Concernant le suivi de la mise en œuvre de ce traité, le Gouvernement a adopté un Plan d’action pour une mise en œuvre exemplaire de l’Accord. Ce Plan d’action prévoit notamment : 

  • la mise en place d’un groupe de travail administratif coordonné par la Direction générale du Trésor et regroupant les administrations concernées pour le suivi de la mise en œuvre de l’Accord ;
  • le suivi précis de l’allocation des contingents agricoles et la mise en place d’un dispositif spécifique de suivi en continu des volumes d’importation de produits agricoles sensibles, en particulier le bœuf, le porc et l’éthanol ;
  • un suivi constant pour une application effective de la traçabilité visant à garantir le respect des conditions à l'importation en Union européenne ;
  • la réalisation d’un suivi continu, quantitatif et qualitatif de tous les accords commerciaux, filière par filière et région par région par 9 comités spécialisés qui se réunissent depuis le printemps 2018.

Depuis sa mise en œuvre provisoire en 2017, le groupe de travail administratif de suivi a constaté les éléments suivants :

  • Aucun territoire ou filière n’a subi de conséquences négatives liées au CETA.
  • Le marché européen n’a pas été déstabilisé, nos règles sanitaires ont été pleinement préservées.

A la demande de la Présidente de la commission des affaires étrangères, Marielle de Sarnez, une étude d’impact rigoureuse et fiable a été réalisée par un organe indépendant. Pour la première fois, le Parlement français dispose donc d’une étude scientifique indépendante spécifique à la France et multisectorielle. Le Gouvernement s’est engagé à en faire la norme pour tous les accords commerciaux.

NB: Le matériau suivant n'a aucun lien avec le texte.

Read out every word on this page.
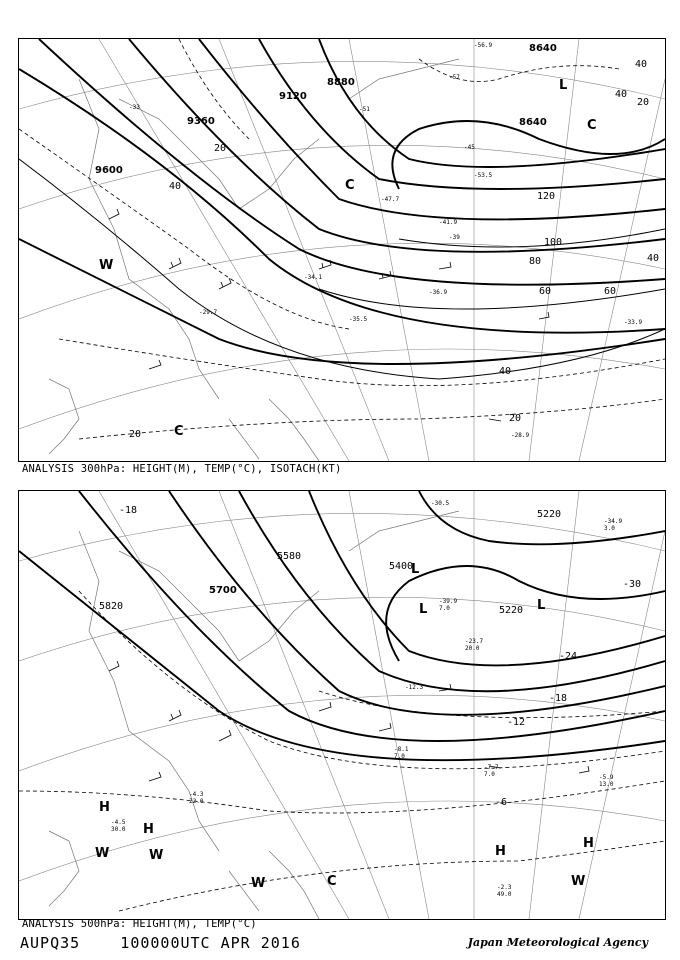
9600
9360
9120
8880
8640
8640
40
40
20
20
20
60
80
100
120
60
40
40
20
40
-33	-51
-57
-45
-39
-33.9
-35.5
-28.9
-29.7
-36.9
-34.1
-53.5
-56.9
-47.7
-41.9
L
C
C
W
C
ANALYSIS 300hPa: HEIGHT(M), TEMP(°C), ISOTACH(KT)
5820
5700
5580
5220
5220
5400
-18
-30
-24
-18
-12
-6
-7.7
7.0	-5.9
13.0
-2.3
49.0
-8.1
7.0
-4.5
30.0
-4.3
22.0
-34.9
3.0
-23.7
20.0
-39.9
7.0
-12.3
-30.5
L	L
L
H
H
H
H
W	W
W	W
C
ANALYSIS 500hPa: HEIGHT(M), TEMP(°C)
AUPQ35    100000UTC APR 2016	Japan Meteorological Agency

Par ailleurs, des mesures de transparence ont été prises avec la publication des ordres du jour des différents comités de suivi.

Il convient également que les futurs accords commerciaux demeurent mixtes, c’est-à-dire, ratifiés à la fois au niveau du parlement européen et des parlements nationaux, afin que ces derniers gardent leur pleine souveraineté. Pour ce faire, la Présidente de la commission des affaires étrangères s’est engagée à ce que le Gouvernement fasse valoir cette exigence auprès de la nouvelle Commission européenne.

A titre subsidiaire, l’avis de la Cour de justice de l’Union européenne (CJUE) rendu le 30 avril 2019, confirme la compatibilité avec le droit de l’Union européenne du mécanisme de règlement des différends relatifs à un investissement.

Ce traité, je le crois, permet de faire évoluer le libre échange vers l’échange juste et l’échange durable.

Pour ces raisons, j’ai voté pour la ratification de cet accord pour lequel nous avons obtenu des garanties et l’intégration de clauses de sauvegarde.